Игумен Лазарь (Гнатив)
Царским путем: об отношении архимандрита Матфея (Мормыля) к древним распевам
5 марта исполняется 86 лет со дня рождения главного регента и уставщика Свято-Троицкой Сергиевой Лавры, заслуженного профессора Московской духовной академии архимандрита Матфея (Мормыля) (1938–2009). Публикуем статью декана факультета церковно-певческого искусства МДА игумена Лазаря (Гнатива), посвящённую отношению архимандрита Матфея к древним церковным распевам.
Мы ведь часто приходим в храм со своей суетой, сумбуром в голове. Каким образом подключить нас к церковности? Как раз знаменный распев дает нам возможность побывать в колыбели настоящей церковности.
Архимандрит Матфей (Мормыль)[1]
Прежде чем приступить к изложению заявленной темы, позвольте сделать небольшое отступление, которое, надеюсь, поможет объяснить причину ее избрания, и заодно испросить у боголюбивого читателя некоторого снисхождения, так как придется неоднократно апеллировать к личному опыту, в связи с чем наши суждения, возможно, будут иметь несколько субъективный характер.
Итак, в далеком 1995 году вышла в свет книга иеромонаха Дамаскина (Христенсена) «Не от мира сего» о замечательном подвижнике и духовном писателе наших дней иеромонахе Серафиме (Роузе), интерес к личности которого возник у меня несколько ранее. Во время обучения в академии на одной из традиционных встреч студентов с лаврскими духовниками один из них, недавно почивший игумен Косма (Алехин) (+2021), упомянул имя отца Серафима в качестве примера особой ревности, твердости, решимости подвизаться о Бозе, особого отречения от мира ради Христа и необычного в наши дни подвига отшельничества, да еще не где-нибудь, а на Американской земле.
В своей книге, размышляя о т. н. «православии сердца» отца Серафима, отец Дамаскин, в частности, писал: «Исповедуя внутреннее “сердечное” Православие, отец Серафим предостерегал от увлечения “мудростью внешней”, от того, чтобы держаться буквы Закона Церкви, утеряв животворящий Дух истинного христианства»[2]. Отец Серафим указывал, как легко можно увлечься «правильностью» даже и в мелочах: «Мы, любя традиционную византийскую иконопись, можем вдруг с презрением отнестись к иконам современного письма. То же касается и церковной музыки, архитектуры, слепого следования постам, поклонам в церкви и т. д. Если вы начнете возмущаться, что у вас в церкви “неправильные иконы” (то бишь написанные не в традиционной манере) — берегитесь, ибо вас увлекла чисто внешняя сторона…»[3]. «Внешняя мудрость» подстерегает нас и в молитве, и в чтении духовных книг.
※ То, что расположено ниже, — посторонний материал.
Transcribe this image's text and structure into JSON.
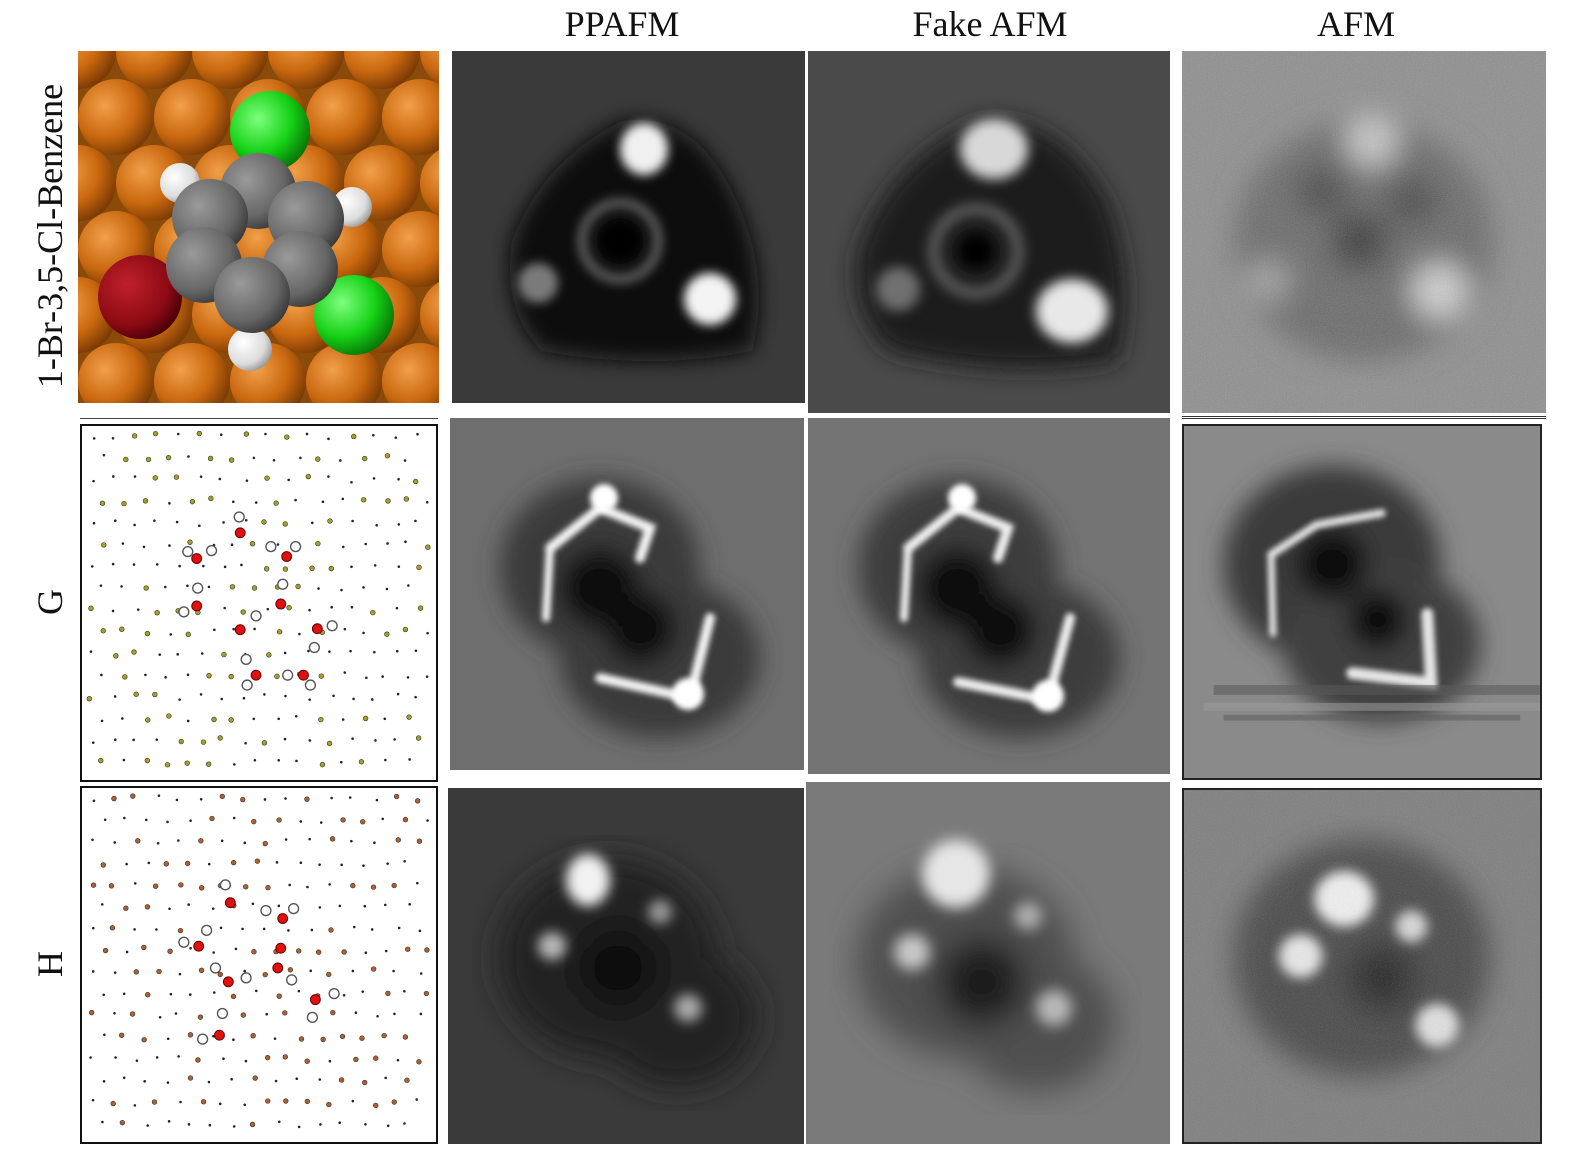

Здесь легко пойти на поводу у собственных страстей. Вот что говорил по этому поводу о. Серафим: «Сейчас вошло в моду “упражняться” в Иисусовой молитве, читать Добротолюбие, кивать на святых Отцов. Все это нас не спасет — это лишь внешняя сторона веры, средство, которое может помочь, употреби мы его правильно. Если же вы хотите стяжать лишь “пылкое чувство”, то придете в итоге не ко Христу, а к антихристу»[4].
В подтверждение своих мыслей отец Серафим приводил слова блаженного Августина, святителя Тихона Задонского, святителя Игнатия Кавказского и подчеркивал: лишь те, кто чувствует Царство Божие сердцем, распознают антихриста, когда он появится на земле. А «сверхправильные», напротив, станут его легкой добычей[5].
И, наконец, еще одна важная мысль. Отец Серафим, ссылаясь на «Повесть об Антихристе» Вл. Соловьева, говорит, что антихрист, дабы привлечь тех православных, кто держится традиций, откроет Музей христианской старины. «Пожалуй, и “образ зверя” (Откр. 13. 14) будет написан с соблюдением византийских иконописных традиций… — пусть мысль эта будет нам трезвящим напоминанием… Почему мир захочет поклониться ему (антихристу. — и. Л.)? Да потому, что в нем есть то, что найдет отклик в каждой душе, когда в ней нет Христа. И если, не дай Бог, мы поклонимся ему, значит, нас привлекло нечто внешнее, схожее с христианством. Ведь антихрист захочет “заменить” Христа, быть похожим на Него»[6].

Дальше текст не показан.